Ce n’est pas par hasard qu’il n’y a pas de « bleu marine », cette couleur étant de celles pensées pour la police nationale. Il serait donc erroné de voir dans cette option un des aspects de la consigne générale quant à la neutralité - ainsi que le rappelle l’article 4 de l’arrêté 5 mai 2014 relatif aux tenues des agents de police municipale : « Aucun élément, ni insigne, ni signe porté sur les tenues ne doit avoir de lien avec une organisation politique, syndicale ou une appartenance religieuse. » ? (art. 4) [3]. On évoquera donc, pour la police municipale, plutôt le « bleu foncé »....
L’arrêté du 5 mai 2014 relatif aux tenues des agents de police municipale, pris en application de l’article L. 511-4 du code de la sécurité intérieure permet ainsi de décliner les différents bleus afin de « distinguer les tenues des agents de police municipale de celles portées dans la police nationale et dans la gendarmerie nationale » (art, 2, al. 1). Cet arrêté repose surtout sur l’annexe au décret n° 2004-102 du 30 janvier 2004 relatif à la tenue des agents de police municipale pris en application de l’article L. 412-52 du code des communes [4]. Dans cet objectif, ce serait plus la mention « municipale » à la suite du terme de « police » qui assurerait de la distinction entre les corps et cadres de la police ou de la gendarmerie. Toutefois, l’intensité des bleus utilisés pour les tenues de service joue également un rôle. .
Ainsi, « la couleur des tenues des agents de police municipale est à dominante bleu foncé, ponctuée d’éléments de couleur bleu ciel ou bleu gitane » (art. 2, 2°). Les références techniques sont celle de « Pantone », l’article 7 de l’arrêté précise donc que : « 1° Pour la couleur appelée "bleu gitane", la référence est Pantone 18-4148 TPX ; / 2° Pour la couleur appelée "bleu foncé", la référence est Pantone 19-3921 TPX ; / 3° Pour la couleur appelée "bleu ciel", la référence est Pantone 14-4115 TPX ».
Le sens des couleurs n’est pas anodin. Il est un des éléments substantiel de la tenue des policiers municipaux. L’article 6 de cet arrêté arrêté du 5 mai 2014 relatif aux tenues des agents de police municipale - qui expose la fiche technique des tenues des agents de police municipale -, s’en préoccupe de manière explicite. S’il s’investit dans les détails concernant les dimensions des lettres des mots « police » et « municipale » sur les blousons et vestes, il précise par exemple que « l’inscription "police municipale" figure, sur deux lignes, côté droit au porté, au-dessus des trois bandes de couleur bleu gitane » et, sur la face arrière, « à équidistance du pied de col et des trois bandes de couleur bleu gitane ». De plus « ces trois bandes de couleur bleu gitane sont apposées (...) à 2,5 mm de chaque extrémité du tissu rétroréfléchissant gris » et « à 10 mm de chacune de ces deux bandes est située la bande centrale de couleur bleu gitane, d’une largeur de 25 mm ».

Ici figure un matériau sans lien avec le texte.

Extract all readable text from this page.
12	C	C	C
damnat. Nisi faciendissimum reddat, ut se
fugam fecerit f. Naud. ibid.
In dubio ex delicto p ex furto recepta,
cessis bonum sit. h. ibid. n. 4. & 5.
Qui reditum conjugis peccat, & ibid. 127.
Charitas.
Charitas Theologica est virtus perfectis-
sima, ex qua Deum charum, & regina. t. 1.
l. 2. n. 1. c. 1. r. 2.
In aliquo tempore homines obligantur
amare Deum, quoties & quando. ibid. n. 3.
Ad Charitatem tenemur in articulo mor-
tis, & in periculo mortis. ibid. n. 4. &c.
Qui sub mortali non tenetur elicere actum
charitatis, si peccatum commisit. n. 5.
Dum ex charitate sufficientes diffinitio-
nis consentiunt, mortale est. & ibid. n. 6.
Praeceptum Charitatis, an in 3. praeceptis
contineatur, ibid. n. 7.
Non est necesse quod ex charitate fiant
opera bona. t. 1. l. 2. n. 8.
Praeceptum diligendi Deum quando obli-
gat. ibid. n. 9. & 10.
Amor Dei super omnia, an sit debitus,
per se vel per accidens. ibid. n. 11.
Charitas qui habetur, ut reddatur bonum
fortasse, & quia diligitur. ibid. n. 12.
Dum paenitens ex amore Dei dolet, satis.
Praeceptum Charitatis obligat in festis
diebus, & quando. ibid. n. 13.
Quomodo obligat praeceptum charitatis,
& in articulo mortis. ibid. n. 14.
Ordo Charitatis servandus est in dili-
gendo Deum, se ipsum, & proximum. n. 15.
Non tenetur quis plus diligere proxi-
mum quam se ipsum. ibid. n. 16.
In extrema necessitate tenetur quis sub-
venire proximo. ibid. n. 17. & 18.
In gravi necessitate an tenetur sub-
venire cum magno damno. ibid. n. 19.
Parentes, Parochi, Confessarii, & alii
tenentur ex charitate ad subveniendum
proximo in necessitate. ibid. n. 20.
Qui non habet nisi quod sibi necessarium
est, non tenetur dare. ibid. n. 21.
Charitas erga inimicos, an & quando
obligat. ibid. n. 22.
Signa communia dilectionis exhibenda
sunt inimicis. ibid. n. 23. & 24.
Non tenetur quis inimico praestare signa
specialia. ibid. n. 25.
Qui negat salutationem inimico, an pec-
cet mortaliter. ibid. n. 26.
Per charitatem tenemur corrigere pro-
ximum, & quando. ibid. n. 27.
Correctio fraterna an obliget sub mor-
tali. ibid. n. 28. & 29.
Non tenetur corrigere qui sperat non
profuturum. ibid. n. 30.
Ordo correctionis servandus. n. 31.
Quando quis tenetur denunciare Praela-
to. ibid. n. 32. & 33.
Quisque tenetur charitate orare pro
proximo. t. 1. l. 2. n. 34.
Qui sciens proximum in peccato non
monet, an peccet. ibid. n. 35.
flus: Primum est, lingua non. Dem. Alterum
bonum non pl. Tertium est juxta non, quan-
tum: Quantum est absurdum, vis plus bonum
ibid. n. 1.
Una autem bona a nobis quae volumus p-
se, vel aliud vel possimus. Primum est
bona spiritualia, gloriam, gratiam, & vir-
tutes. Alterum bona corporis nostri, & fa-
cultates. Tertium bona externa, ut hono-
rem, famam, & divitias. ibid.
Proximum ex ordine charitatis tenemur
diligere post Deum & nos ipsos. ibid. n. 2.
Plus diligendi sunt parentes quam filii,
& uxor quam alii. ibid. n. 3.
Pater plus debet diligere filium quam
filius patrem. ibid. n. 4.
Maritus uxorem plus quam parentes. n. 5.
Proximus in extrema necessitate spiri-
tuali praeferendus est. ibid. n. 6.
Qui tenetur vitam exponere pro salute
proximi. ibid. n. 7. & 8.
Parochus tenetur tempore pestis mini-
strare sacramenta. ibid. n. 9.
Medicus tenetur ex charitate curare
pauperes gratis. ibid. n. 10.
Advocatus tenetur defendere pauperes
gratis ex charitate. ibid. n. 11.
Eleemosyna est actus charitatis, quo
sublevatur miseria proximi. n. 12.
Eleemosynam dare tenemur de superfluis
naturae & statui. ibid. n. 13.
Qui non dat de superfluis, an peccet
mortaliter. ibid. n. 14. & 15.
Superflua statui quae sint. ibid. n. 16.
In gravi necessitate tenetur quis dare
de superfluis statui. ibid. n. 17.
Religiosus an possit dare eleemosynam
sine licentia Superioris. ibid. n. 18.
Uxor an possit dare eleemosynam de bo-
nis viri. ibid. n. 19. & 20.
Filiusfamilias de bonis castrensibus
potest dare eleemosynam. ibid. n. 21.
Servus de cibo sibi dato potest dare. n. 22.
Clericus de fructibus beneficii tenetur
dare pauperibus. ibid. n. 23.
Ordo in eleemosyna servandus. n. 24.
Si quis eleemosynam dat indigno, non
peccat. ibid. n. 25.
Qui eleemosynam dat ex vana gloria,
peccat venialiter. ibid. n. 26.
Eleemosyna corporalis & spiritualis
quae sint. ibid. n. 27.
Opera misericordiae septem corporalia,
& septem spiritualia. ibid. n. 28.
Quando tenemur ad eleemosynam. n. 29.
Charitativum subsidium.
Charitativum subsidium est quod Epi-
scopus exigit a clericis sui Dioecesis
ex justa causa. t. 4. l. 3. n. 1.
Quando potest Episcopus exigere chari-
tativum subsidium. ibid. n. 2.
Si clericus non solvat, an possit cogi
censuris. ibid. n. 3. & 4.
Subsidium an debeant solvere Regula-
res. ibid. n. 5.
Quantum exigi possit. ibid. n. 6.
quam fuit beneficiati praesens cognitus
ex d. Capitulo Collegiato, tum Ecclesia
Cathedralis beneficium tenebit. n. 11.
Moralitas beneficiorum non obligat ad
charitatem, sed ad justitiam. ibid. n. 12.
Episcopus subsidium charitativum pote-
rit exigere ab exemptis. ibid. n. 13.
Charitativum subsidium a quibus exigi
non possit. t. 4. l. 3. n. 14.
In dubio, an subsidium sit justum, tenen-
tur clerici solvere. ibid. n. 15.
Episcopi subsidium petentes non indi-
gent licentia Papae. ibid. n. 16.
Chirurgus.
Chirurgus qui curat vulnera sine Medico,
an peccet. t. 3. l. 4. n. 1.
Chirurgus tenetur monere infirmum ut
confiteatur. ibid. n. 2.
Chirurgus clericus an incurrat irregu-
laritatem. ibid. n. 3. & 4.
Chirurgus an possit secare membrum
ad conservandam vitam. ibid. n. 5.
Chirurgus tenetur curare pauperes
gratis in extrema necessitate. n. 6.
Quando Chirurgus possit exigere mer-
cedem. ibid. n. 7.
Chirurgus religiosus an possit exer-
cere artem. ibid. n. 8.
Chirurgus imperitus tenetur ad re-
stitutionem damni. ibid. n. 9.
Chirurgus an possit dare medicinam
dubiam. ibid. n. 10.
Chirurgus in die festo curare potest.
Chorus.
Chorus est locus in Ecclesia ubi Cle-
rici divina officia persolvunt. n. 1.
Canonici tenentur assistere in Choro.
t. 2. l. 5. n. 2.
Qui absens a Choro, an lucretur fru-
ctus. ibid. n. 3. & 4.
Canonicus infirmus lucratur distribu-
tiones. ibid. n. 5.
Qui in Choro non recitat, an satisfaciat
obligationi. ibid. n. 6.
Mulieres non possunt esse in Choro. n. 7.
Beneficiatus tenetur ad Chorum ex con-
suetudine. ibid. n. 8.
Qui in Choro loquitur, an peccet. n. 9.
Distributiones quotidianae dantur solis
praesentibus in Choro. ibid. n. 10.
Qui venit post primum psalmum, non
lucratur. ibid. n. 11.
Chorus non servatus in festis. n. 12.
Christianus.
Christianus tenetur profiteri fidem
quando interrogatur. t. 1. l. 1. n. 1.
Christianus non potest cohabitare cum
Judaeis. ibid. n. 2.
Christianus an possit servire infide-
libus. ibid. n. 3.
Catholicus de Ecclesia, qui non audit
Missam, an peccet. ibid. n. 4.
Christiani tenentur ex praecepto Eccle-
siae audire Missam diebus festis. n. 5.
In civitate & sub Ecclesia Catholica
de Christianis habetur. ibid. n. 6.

De mêmes consignes techniques sont détaillées pour le marquage des pulls, des vestes polaires, des polos, et dans ce cas, « les trois bandes de couleur bleu gitane font le tour du vêtement ». Des relevés quant aux couleurs et mensurations se retrouvent aussi pour les chemises, les chemisettes pour lesquelles « l’inscription "police municipale" figure, en noir sur fond blanc ou en bleu gitane sur fond réfléchissant », comme pour les casquettes souples [5], les casques de motard (sur lesquels « les termes"police municipale" sont inscrits, sur la face arrière, en bleu gitane sur fond gris, sur deux lignes, de manière centrée ») [6], les casques de cycliste ou de patineur (l’inscription se réalisant « en blanc sur fond bleu gitane, sur une seule ligne »), voire encore « les épaulettes rigides, manchons souples, manchons plastifiés et grades de poitrine sur bande autoagrippante (qui) sont de couleur bleu gitane » [7] - à ce stade, rien n’est dit sur les cravates, sans doute parce qu’elles ne sont plus considérés comme strictement obligatoire dans les services de la police nationale...
Quoiqu’il en soit, que de calculs nécessaires ! Ils sont indispensables, et doivent être entendus au millimètre près pour assurer des distinctions entre les différents corps et grades dans la police...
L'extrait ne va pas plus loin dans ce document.